On the other side of Kotakennääntie road the pink representative of functionalism, Hotelli Hirvi (1937), is also acting as a pedestal for a slim statue of its namesake hirvi, an elk. At the yard of the local youth club there is an old, small airplane. No longer in use, though.
On my side of the road, I rest my eyes on the artwork that covers the apartment building walls, as well as on the blue paint that can still be seen on some lamp posts. Trail marks! The footpath leads me to the highway E4 and even more traffic, but I won't need to tolerate the noise very much longer.
There are two bridges across Kotakennää at Äänekoski: the smaller one remains in use for local traffic only, and the larger one serves E4. The still erect Central Finland Provincial Trail sign tells me that the distance to Saarijärvi is 45 km. I doubt I've got so much left... It probably means the longer track that you would use when skiing.
The view from the bridge to lake Kuhnamo is very grey today, thanks to the rain. No boats. And very few walkers about on the roads...
After the bridge, there is a little ascent and a tunnel under E4 highway. The dirt road seems like a more reliable option than attempting to find the old trail from the side of the road so I stick to the road even though I manage to discern a blue trail mark among the trees. The old path seems to be so overgrown that I don't feel too bad about cheating a little. A sign to the right says Tärttävuoren lintutorni (Tärttävuori bird watching tower), 800 meters... Not in this weather.
I arrive at the fork of Tärttämäentie and Tärttälahdentie roads; my trail is the left one. The fields are not all cultivated anymore and trees are slowly taking over. At Kalliomäentie I meet someone and test his knowledge: do you know the provincial trail, perhaps?

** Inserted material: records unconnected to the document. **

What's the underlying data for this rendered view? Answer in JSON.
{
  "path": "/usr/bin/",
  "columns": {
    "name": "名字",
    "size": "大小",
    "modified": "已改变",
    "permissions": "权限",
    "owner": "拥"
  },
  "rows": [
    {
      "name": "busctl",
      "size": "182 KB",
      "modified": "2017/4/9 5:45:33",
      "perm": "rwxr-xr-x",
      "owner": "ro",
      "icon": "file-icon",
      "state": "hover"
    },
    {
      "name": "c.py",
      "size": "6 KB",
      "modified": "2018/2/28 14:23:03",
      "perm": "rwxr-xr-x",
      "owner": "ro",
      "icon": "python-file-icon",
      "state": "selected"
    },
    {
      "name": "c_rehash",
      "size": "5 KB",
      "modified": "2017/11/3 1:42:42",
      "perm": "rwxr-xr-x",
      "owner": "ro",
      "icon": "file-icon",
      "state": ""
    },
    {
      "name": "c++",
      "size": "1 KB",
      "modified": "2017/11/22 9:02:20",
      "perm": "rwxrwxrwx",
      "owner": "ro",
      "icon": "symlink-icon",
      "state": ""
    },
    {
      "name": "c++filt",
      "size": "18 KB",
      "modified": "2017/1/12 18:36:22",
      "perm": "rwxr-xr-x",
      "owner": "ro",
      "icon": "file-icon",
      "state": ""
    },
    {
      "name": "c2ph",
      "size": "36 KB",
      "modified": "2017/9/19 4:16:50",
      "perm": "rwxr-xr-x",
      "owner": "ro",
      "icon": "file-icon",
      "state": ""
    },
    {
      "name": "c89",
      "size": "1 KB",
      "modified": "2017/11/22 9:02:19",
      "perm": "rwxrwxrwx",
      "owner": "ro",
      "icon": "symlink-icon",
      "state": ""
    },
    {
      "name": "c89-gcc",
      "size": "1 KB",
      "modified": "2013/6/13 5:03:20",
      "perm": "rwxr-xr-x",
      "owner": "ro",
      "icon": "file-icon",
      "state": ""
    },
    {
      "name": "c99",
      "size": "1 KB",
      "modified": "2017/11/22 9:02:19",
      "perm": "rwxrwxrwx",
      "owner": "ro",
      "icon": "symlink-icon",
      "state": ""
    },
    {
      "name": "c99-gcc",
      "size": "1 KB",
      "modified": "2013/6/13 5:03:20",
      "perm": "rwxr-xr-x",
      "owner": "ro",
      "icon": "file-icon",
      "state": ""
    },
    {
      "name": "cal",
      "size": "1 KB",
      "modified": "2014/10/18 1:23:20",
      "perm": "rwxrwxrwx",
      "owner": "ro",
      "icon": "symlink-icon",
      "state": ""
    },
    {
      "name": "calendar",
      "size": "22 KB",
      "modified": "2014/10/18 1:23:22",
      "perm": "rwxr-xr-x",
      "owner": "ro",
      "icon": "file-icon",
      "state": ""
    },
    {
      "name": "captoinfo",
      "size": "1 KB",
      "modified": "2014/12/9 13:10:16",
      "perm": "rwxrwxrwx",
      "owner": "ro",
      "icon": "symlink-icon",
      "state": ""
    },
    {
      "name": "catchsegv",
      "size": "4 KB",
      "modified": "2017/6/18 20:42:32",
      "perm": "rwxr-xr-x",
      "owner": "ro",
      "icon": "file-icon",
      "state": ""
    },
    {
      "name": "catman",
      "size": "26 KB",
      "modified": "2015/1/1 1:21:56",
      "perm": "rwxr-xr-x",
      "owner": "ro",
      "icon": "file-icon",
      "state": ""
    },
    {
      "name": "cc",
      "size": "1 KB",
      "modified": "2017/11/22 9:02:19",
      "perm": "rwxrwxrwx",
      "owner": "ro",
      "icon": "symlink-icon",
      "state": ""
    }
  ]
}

Glad I asked. His advice was to walk on for about half a kilometre, then take this turn and keep going, even if the trail may look overgrown. He lets me discover myself that that occasionally the trail turns out to be not overgrown at all, but those rare occasions are a pleasant surprise...
... Because this is a more typical sight in front of me. It is not raining hard, but steadily, and whatever touches me when I push through the undergrowth, is wet...
However, it pays to keep reading the map and I even manage to find some trail marks on the trees! Still not lost!
Oh yes, this is a path. Although not too many people have been walking here recently. I start to think that I will really need map reading skills this time; the trail was probably last marked decades ago and even then it may not have been in heavy use in summer time.
I keep on reading the plastic-covered maps and hope for the rain to end, in vain. I am soaked - gore-tex doesn't always keep you dry - but realize I don't actually mind. The weather is warm and my backpack is extremely lightweight so I can simply take it as it is. A summer's day and a trail that whispers: now you see me, now you don't, but keep going! Somewhere around here there should be a place for making a fire, taken care of by the local villagers, but I miss it. Never mind. It's not too far to go anymore!
I walk past beautiful birches, a farm house called Onnela (Happiness house) and the sound of the traffic seems to increase. The flock of sheep is taking cover on the side of the field. Time for me to take cover also, isn't it.
Arriving at highway 13, I spot a Central Finland Hiking Trail sign by the side of the road. However, I choose not to walk among the tall grass but stick to the asphalt... My destination, Kartano Kievari (a hotel / bar / dance hall / summer theatre venue) is only few steps away.  I don't feel like a proper hiker because I'm sleeping between sheets instead of in a tent tonight, but the idea of carrying hardly anything for two days was very tempting and I fell for it. Plus I have a chance to dry my clothes properly overnight!

I wonder what tomorrow will bring - more or less trail signs, and will I keep on (almost) staying on the trail? For a change, this is so much more interesting than following a well marked trail where you don't need a map!